I told the Urban League’s CEO and President Angela Zopp before the show something that I was moved to share several times with the audience from the stage: “Urban League—I know you. And I owe you.” And that’s the truth. I grew up in Milwaukee, a short paddle up the coast of Lake Michigan from Chicago, and the Milwaukee Urban League played a great part in my childhood. I used to play in Lapham Park, which was right there on ninth street by Vine, surrounded by a group of public buildings, including the library, which had a great basketball court, and the junior high school where all of my older brothers and sisters attended. On the other corner was Ninth Street Elementary School. Just behind the library 50 yards away is Roosevelt Junior High School. Right in the middle of all those public buildings, so important to the community, was the Milwaukee Urban League—Yeah. I know you, and I owe you. I passed that building every time I went to my church, which was several times a week.

A great big parenthesis: If this gets said, it’s not often enough. There was a time when each city’s community of African Americans/Black People shared a neighborhood that was smallish and centralized. The laborer in the steel mill lived around the corner from the attorney, and down the street from a surgeon, and the husband and wife renting the flat upstairs were both teachers: One at the university, and one at the high school. What a powerful impact on the neighborhood. Amazingly, the growth of suburbia, urban development, and CIVIL RIGHTS may have had an unexpected side effect in the dismantling of an amazing institution called the Hood. And in that respect, any ‘Hood,’ Irish, Italian, German, et cetera et cetera, is a truly wonderful place that may be lost and gone forever as we assimilate into the general culture, so that now the general culture, the broader ‘Hood,’ must take us under its wings and provide us those broader familial teachings and learnings, encouragements and examples that we desperately need. I’ll stop here.
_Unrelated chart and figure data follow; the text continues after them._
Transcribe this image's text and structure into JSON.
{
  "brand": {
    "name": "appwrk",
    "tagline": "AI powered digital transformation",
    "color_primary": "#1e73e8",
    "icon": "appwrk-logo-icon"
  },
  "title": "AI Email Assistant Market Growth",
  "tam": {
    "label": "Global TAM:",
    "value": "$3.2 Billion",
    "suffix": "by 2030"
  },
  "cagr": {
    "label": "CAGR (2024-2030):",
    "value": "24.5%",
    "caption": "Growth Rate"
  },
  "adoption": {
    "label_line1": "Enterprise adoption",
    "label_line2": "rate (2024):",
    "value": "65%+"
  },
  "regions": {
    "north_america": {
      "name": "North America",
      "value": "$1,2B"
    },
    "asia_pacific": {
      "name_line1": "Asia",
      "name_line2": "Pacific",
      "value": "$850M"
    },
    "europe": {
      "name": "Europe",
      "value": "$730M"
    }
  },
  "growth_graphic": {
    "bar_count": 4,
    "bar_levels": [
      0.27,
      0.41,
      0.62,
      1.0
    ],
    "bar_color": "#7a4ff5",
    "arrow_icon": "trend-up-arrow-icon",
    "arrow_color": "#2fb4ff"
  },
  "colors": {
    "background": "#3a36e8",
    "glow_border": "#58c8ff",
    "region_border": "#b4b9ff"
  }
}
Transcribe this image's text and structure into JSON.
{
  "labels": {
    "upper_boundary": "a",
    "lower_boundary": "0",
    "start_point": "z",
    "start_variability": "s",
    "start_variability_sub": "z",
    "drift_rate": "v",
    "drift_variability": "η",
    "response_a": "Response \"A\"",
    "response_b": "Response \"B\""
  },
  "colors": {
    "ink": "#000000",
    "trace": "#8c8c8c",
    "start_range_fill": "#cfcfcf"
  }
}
I very much enjoyed seeing the crowd in Chicago. Singing songs like We Got By and We’re In This Love Together, songs they’d heard me sing a Bajillion times, but THIS TIME, I was standing there in front of them, and they were singing right along. That’s magic. I got to be a part of their community for that night. Thank you, Urban League, for inviting me to be a part of your special evening. I’m flattered and honored.